The Taiwanese are hard-pressed enough as it is that most industrialized nations that recognize mainland as the "One China" won't sell Taiwan new diesel subs with which to defend itself from the PLA Navy's expanding might. 

*Old Taiwanese submarine to get new pressure hull: MND* 

[chinapost]



> An officer of the naval command stated that agencies such as the China Shipbuilding Corp (CSBC, 台船) and the Ship and Ocean Industries Research and Development Center (SOIC, 船舶暨海洋產業研發中心) have been appointed as the responsible agencies.
> 
> The officer also stated that the submarine in question is extremely old, which is why the reconstruction is necessary. *In reality, both the Seal Submarine and its partner the Sea Lion Submarine have been adopted as training submarines recently and there hasn't been much of an opportunity to submerge them underwater, said the officer*.


----------



## Colin Parkinson (5 Jun 2014)

Well it's nice to see that we don't have the worse submarine procurement scheme going.

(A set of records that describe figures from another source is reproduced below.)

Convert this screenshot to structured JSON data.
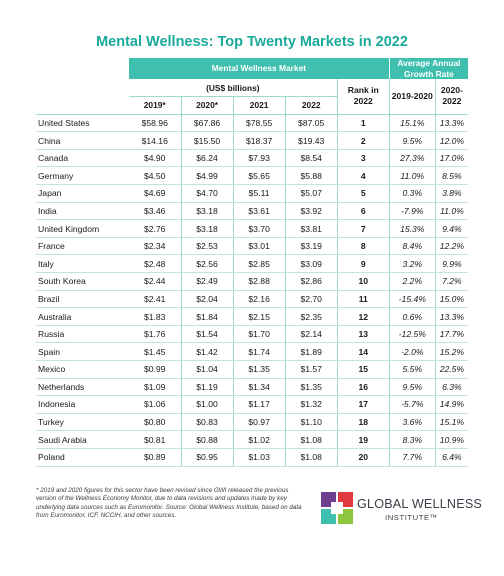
{
  "title": "Mental Wellness: Top Twenty Markets in 2022",
  "header": {
    "group_market": "Mental Wellness Market",
    "group_growth": "Average Annual Growth Rate",
    "units": "(US$ billions)",
    "rank": "Rank in 2022",
    "years": [
      "2019*",
      "2020*",
      "2021",
      "2022"
    ],
    "growth_periods": [
      "2019-2020",
      "2020-2022"
    ]
  },
  "rows": [
    {
      "country": "United States",
      "v2019": "$58.96",
      "v2020": "$67.86",
      "v2021": "$78.55",
      "v2022": "$87.05",
      "rank": "1",
      "g1": "15.1%",
      "g2": "13.3%"
    },
    {
      "country": "China",
      "v2019": "$14.16",
      "v2020": "$15.50",
      "v2021": "$18.37",
      "v2022": "$19.43",
      "rank": "2",
      "g1": "9.5%",
      "g2": "12.0%"
    },
    {
      "country": "Canada",
      "v2019": "$4.90",
      "v2020": "$6.24",
      "v2021": "$7.93",
      "v2022": "$8.54",
      "rank": "3",
      "g1": "27.3%",
      "g2": "17.0%"
    },
    {
      "country": "Germany",
      "v2019": "$4.50",
      "v2020": "$4.99",
      "v2021": "$5.65",
      "v2022": "$5.88",
      "rank": "4",
      "g1": "11.0%",
      "g2": "8.5%"
    },
    {
      "country": "Japan",
      "v2019": "$4.69",
      "v2020": "$4.70",
      "v2021": "$5.11",
      "v2022": "$5.07",
      "rank": "5",
      "g1": "0.3%",
      "g2": "3.8%"
    },
    {
      "country": "India",
      "v2019": "$3.46",
      "v2020": "$3.18",
      "v2021": "$3.61",
      "v2022": "$3.92",
      "rank": "6",
      "g1": "-7.9%",
      "g2": "11.0%"
    },
    {
      "country": "United Kingdom",
      "v2019": "$2.76",
      "v2020": "$3.18",
      "v2021": "$3.70",
      "v2022": "$3.81",
      "rank": "7",
      "g1": "15.3%",
      "g2": "9.4%"
    },
    {
      "country": "France",
      "v2019": "$2.34",
      "v2020": "$2.53",
      "v2021": "$3.01",
      "v2022": "$3.19",
      "rank": "8",
      "g1": "8.4%",
      "g2": "12.2%"
    },
    {
      "country": "Italy",
      "v2019": "$2.48",
      "v2020": "$2.56",
      "v2021": "$2.85",
      "v2022": "$3.09",
      "rank": "9",
      "g1": "3.2%",
      "g2": "9.9%"
    },
    {
      "country": "South Korea",
      "v2019": "$2.44",
      "v2020": "$2.49",
      "v2021": "$2.88",
      "v2022": "$2.86",
      "rank": "10",
      "g1": "2.2%",
      "g2": "7.2%"
    },
    {
      "country": "Brazil",
      "v2019": "$2.41",
      "v2020": "$2.04",
      "v2021": "$2.16",
      "v2022": "$2.70",
      "rank": "11",
      "g1": "-15.4%",
      "g2": "15.0%"
    },
    {
      "country": "Australia",
      "v2019": "$1.83",
      "v2020": "$1.84",
      "v2021": "$2.15",
      "v2022": "$2.35",
      "rank": "12",
      "g1": "0.6%",
      "g2": "13.3%"
    },
    {
      "country": "Russia",
      "v2019": "$1.76",
      "v2020": "$1.54",
      "v2021": "$1.70",
      "v2022": "$2.14",
      "rank": "13",
      "g1": "-12.5%",
      "g2": "17.7%"
    },
    {
      "country": "Spain",
      "v2019": "$1.45",
      "v2020": "$1.42",
      "v2021": "$1.74",
      "v2022": "$1.89",
      "rank": "14",
      "g1": "-2.0%",
      "g2": "15.2%"
    },
    {
      "country": "Mexico",
      "v2019": "$0.99",
      "v2020": "$1.04",
      "v2021": "$1.35",
      "v2022": "$1.57",
      "rank": "15",
      "g1": "5.5%",
      "g2": "22.5%"
    },
    {
      "country": "Netherlands",
      "v2019": "$1.09",
      "v2020": "$1.19",
      "v2021": "$1.34",
      "v2022": "$1.35",
      "rank": "16",
      "g1": "9.5%",
      "g2": "6.3%"
    },
    {
      "country": "Indonesia",
      "v2019": "$1.06",
      "v2020": "$1.00",
      "v2021": "$1.17",
      "v2022": "$1.32",
      "rank": "17",
      "g1": "-5.7%",
      "g2": "14.9%"
    },
    {
      "country": "Turkey",
      "v2019": "$0.80",
      "v2020": "$0.83",
      "v2021": "$0.97",
      "v2022": "$1.10",
      "rank": "18",
      "g1": "3.6%",
      "g2": "15.1%"
    },
    {
      "country": "Saudi Arabia",
      "v2019": "$0.81",
      "v2020": "$0.88",
      "v2021": "$1.02",
      "v2022": "$1.08",
      "rank": "19",
      "g1": "8.3%",
      "g2": "10.9%"
    },
    {
      "country": "Poland",
      "v2019": "$0.89",
      "v2020": "$0.95",
      "v2021": "$1.03",
      "v2022": "$1.08",
      "rank": "20",
      "g1": "7.7%",
      "g2": "6.4%"
    }
  ],
  "footnote": "* 2019 and 2020 figures for this sector have been revised since GWI released the previous version of the Wellness Economy Monitor, due to data revisions and updates made by key underlying data sources such as Euromonitor. Source: Global Wellness Institute, based on data from Euromonitor, ICF, NCCIH, and other sources.",
  "logo": {
    "line1": "GLOBAL WELLNESS",
    "line2": "INSTITUTE™",
    "colors": [
      "#6e3f8f",
      "#e03a3e",
      "#3fbfad",
      "#8cc63f"
    ]
  },
  "colors": {
    "title": "#1aa99b",
    "header_band": "#3fbfad"
  }
}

I can't imagine that is a cost effective way to do things.


----------



## Ignatius J. Reilly (6 Jun 2014)

Might as well toss the money out the window.
The two R.O.C. Navy subs should have been scrapped long ago.
They are notoriously unsound.


----------



## CougarKing (7 Jun 2014)

Ignatius J. Reilly said:
			
		

> Might as well toss the money out the window.
> The two R.O.C. Navy subs should have been scrapped long ago.
> They are notoriously unsound.



The report is focusing on the two older ex-USN Tench type subs they are using for training.

Taiwan still has the other 2 Dutch-made _Hai Lung_/"Sea Tiger" class subs which were made in the 1980s, if I can recall correctly, and still used in front line service.


----------